Die erste Abteilung, in der Josephine arbeiten durfte, war die Abteilung für Stellenbesetzung und Personalentwicklung. In Sachen Bewerbung bringt sie also schon viel Fachwissen mit und weiß: Wer aus den vielen Dutzend Bewerbungen, die jährlich beim LRA eingehen, herausstechen will, sollte sich Mühe beim Lebenslauf geben: „Der erste Eindruck ist entscheidend.“ Ordentlich, formell richtig und vollständig sollte er sein. Denn nach Lebenslauf, Zeugnissen und weiteren Unterlagen wird nach und nach eine Vorauswahl von Bewerber*innen getroffen, die dann zum Vorstellungsgespräch eingeladen wird. Aber besonders relevant sind das Persönliche und das Zwischenmenschliche: „Noten sind wichtig, aber nicht ausschlaggebend. Deswegen haben wir echt viele Vorstellungsgespräche.“ Essenziell für die Ausbildung seien Teamfähigkeit, gute Kommunikationsfähigkeit, Belastbarkeit, eine strukturierte Arbeitsweise und Zuverlässigkeit.
„Man darf wirklich alles fragen. Auch zehn Mal.“
Diese Eigenschaften helfen ihr persönlich auch in ihrem Arbeitsalltag in den Abteilungen, die sie nach und nach kennenlernen darf. Aktuell arbeitet sie im Gewerbeamt. Der Wechsel zwischen den Bereichen sorgt dabei für Abwechslung und gibt den Auszubildenden einen umfassenden Einblick in die Verwaltung. „In der Regel ist man immer so zwei bis drei Monate in einer Abteilung. In meiner ersten Abteilung war ich aber zum Beispiel sieben Monate am Stück. Das war nicht geplant, hat aber einfach gepasst.“ Der regelmäßige und dennoch flexible Abteilungswechsel ist zentraler Bestandteil der Lehrzeit und nur eines der positiven Merkmale. Auch kann man Wünsche äußern, die nach Möglichkeit erfüllt werden.

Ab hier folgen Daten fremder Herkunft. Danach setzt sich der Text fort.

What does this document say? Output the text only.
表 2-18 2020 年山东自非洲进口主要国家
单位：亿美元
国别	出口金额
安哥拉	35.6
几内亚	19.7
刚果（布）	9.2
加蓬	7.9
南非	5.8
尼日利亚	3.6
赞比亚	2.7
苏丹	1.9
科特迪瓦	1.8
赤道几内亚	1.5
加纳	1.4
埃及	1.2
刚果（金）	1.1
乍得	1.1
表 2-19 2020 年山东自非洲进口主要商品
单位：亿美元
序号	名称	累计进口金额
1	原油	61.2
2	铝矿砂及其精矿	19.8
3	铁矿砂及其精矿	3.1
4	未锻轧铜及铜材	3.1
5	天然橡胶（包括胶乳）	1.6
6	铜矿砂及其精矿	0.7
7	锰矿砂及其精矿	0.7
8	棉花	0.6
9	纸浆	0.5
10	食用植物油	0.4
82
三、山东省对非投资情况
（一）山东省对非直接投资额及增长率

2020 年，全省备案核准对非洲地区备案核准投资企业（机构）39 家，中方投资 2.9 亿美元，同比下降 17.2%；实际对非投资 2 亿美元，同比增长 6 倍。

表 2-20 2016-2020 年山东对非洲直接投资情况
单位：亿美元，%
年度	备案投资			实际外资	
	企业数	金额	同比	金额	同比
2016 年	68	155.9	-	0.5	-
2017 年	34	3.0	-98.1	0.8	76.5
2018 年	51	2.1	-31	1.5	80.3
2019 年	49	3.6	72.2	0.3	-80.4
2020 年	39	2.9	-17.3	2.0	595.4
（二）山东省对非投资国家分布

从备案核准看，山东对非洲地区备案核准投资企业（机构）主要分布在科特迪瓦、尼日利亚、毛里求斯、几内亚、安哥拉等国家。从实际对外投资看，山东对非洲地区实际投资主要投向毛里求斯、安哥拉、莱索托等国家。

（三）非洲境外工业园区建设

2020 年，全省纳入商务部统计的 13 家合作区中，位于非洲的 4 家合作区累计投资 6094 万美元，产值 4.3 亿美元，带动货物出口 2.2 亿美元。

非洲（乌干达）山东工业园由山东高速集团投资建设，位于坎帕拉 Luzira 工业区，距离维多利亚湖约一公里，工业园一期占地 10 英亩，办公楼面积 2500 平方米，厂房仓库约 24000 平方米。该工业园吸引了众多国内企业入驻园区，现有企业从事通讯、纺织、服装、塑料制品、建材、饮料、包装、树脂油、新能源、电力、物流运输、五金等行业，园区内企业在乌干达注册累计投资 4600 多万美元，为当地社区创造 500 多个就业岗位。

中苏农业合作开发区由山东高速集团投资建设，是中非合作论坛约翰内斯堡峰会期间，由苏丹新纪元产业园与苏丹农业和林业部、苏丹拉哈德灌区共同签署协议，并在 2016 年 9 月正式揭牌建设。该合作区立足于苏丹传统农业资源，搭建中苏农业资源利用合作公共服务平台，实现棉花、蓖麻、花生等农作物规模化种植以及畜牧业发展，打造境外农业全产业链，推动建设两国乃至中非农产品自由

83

Die Zeit in den Abteilungen beginnt immer ähnlich: Die Ausbildungsbeauftragten der jeweiligen Abteilung zeigen alles, die Auszubildenden schauen über die Schulter, werden eingearbeitet und dürfen dann schnell erste Aufgaben übernehmen: „Man bekommt schnell Vertrauen und Verantwortung und darf etwas selbst machen.“ Besonders gefällt Josephine das offene Arbeitsumfeld: „Man bekommt immer wieder gesagt, dass es keine dummen Fragen gibt. Also man darf wirklich alles fragen. Auch zehn Mal.“
„Der Lerntag ist schon so ein Punkt, über den ich sehr happy bin.“
Als Ausbildungsbetrieb bietet das Landratsamt Fürstenfeldbruck aber noch einiges mehr. Gleich zu Beginn der Ausbildung gibt es eine Einführungswoche. Hier bekommen die Azubis die Gelegenheit, sich gegenseitig und das Amt bei gemeinsamen Aktivitäten kennenzulernen. Mit Unternehmungen wie Bowling, einem gemeinsamen Grillen, Kennenlernspielen und Besuchen in verschiedenen Außenstellen starten die Jugendlichen in ihre Ausbildungszeit. Auch während des Jahres gibt es immer wieder gemeinsame Unternehmungen: Dazu gehören Betriebsausflüge wie ein Tagestrip nach Berchtesgaden, ein Wochenende in Prag, Besichtigungen im Landtag oder der Besuch von Verhandlungen im Verwaltungsgericht.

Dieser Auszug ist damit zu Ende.